Summary
Nós aplicamos rótulo sem análise da interação da proteína usando X100 Biacore para estrutura-função de análise da ligação de mutantes B várias cistatina à papaína através da caracterização cinética. Calibração livre de análise de concentração (ACCP) mede a concentração de proteína com actividade de ligação retida sem a necessidade de uma curva padrão. Nós mostramos que a confirmação de concentrações usando ACCP aumenta a confiabilidade da análise cinética e que constantes cinéticas pode ser determinada de forma confiável, mesmo que a atividade de uma proteína recombinante é reduzida.
Abstract
Neste estudo, nós exploramos a interação entre a cisteína protease B bovina cistatina inibidor e uma forma cataliticamente inativos de papaína (Fig. 1), uma protease cisteína planta, por análise em tempo real label-free usando X100 Biacore. Variantes cistatina B com várias mutações pontuais nas áreas de interação com papaína, são produzidos. Para cada variante B cistatina vamos determinar a sua concentração específicos de ligação utilizando a calibragem sem análise de concentração (ACCP) e comparar os valores obtidos com a concentração de proteína total, conforme determinado pelo A
Protocol
Figura 1. A estrutura tridimensional da cistatina do complexo B (azul) com papaína (amarelo). Resíduos B mutante cistatina são mostrados em vermelho.
1. Princípios de etiqueta livre de Análise de Interação usando Biacore Sistemas
Em um experimento típico rótulo sem ligação usando um sistema Biacore, uma biomolécula chamado de "ligante" está ligado à superfície de um chip sensor. Um sistema de fluxo de canais traz seu parceiro de ligação, denominado o "analito", em contato com a superfície do chip, onde a detecção ocorre. Quando o analito se liga ao ligante, a mudança, resultando em acúmulo de massa na superfície é detectada por ressonância plasmon de superfície (SPR). A resposta SPR é proporcional à quantidade de analito vinculativo.
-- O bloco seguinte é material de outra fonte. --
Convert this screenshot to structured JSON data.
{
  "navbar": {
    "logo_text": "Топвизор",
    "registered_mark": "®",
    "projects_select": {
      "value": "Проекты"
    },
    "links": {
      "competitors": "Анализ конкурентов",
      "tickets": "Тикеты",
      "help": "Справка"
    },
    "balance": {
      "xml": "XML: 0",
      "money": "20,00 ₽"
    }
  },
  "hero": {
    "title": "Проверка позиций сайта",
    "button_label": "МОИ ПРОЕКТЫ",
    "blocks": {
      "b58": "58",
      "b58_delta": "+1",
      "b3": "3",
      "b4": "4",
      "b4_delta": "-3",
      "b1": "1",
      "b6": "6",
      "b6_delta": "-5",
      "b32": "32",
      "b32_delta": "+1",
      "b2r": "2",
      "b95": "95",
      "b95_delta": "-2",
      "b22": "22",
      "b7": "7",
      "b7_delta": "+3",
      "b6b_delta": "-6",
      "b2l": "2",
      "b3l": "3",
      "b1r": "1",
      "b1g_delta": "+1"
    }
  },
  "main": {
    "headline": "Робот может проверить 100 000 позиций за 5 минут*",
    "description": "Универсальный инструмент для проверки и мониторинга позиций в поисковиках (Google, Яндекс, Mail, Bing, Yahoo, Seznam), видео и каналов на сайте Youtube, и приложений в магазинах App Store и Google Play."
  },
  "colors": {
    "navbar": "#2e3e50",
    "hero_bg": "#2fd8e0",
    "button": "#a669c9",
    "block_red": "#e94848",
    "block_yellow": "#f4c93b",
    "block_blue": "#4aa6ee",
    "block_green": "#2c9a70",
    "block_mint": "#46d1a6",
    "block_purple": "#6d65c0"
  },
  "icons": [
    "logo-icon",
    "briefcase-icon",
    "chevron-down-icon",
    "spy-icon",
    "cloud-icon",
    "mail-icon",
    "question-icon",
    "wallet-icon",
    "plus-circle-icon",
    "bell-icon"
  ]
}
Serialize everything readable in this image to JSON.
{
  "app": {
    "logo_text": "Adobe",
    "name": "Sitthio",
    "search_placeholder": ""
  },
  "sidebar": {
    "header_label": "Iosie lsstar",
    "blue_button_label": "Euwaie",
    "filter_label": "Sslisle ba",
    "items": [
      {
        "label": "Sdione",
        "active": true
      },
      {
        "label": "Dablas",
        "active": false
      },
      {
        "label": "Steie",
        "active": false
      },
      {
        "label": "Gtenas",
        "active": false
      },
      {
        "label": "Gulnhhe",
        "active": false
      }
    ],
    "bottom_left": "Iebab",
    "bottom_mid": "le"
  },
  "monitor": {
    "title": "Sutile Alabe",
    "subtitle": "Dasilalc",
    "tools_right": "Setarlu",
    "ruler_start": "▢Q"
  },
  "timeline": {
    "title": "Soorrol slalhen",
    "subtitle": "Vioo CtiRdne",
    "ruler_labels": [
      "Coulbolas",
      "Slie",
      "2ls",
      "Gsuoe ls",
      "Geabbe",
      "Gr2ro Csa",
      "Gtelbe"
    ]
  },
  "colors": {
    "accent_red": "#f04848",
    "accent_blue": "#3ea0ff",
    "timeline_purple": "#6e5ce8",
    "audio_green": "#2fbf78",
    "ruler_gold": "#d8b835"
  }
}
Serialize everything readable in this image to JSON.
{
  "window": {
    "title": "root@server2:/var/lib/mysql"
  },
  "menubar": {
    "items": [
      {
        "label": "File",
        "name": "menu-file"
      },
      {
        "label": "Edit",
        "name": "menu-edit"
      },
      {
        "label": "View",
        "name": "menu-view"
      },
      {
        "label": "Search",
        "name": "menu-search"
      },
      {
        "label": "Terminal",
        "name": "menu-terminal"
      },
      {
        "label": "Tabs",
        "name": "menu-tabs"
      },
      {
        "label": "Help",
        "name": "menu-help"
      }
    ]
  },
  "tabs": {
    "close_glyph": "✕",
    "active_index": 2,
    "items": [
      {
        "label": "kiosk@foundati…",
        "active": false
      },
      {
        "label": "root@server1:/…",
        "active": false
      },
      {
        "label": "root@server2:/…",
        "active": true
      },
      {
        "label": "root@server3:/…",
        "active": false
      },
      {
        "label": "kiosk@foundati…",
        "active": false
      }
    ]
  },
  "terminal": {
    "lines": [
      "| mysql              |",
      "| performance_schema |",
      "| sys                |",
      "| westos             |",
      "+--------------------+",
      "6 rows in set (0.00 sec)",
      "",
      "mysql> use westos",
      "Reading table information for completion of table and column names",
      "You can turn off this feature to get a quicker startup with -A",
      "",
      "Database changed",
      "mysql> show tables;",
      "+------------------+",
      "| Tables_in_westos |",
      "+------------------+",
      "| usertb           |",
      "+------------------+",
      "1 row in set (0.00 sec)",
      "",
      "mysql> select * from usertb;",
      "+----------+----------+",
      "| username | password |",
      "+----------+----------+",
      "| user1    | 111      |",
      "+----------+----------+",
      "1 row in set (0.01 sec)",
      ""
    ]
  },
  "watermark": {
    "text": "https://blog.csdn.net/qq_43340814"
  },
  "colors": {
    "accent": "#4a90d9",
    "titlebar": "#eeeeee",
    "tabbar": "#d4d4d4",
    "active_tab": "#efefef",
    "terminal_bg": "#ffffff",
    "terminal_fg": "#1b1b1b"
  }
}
Uma vez que a ligação é medido em tempo real, a associação cinética e constantes de velocidade de dissociação para uma interação específica pode ser determinada. A partir dessas constantes, é possível calcular a afinidade como a dissociação constante de equilíbrio. Também é possível calcular a afinidade a partir de dados de estado estacionário de ligação. Uma metodologia semelhante pode também ser usado para determinar a concentração de uma proteína que se liga especificamente a um ligante na superfície.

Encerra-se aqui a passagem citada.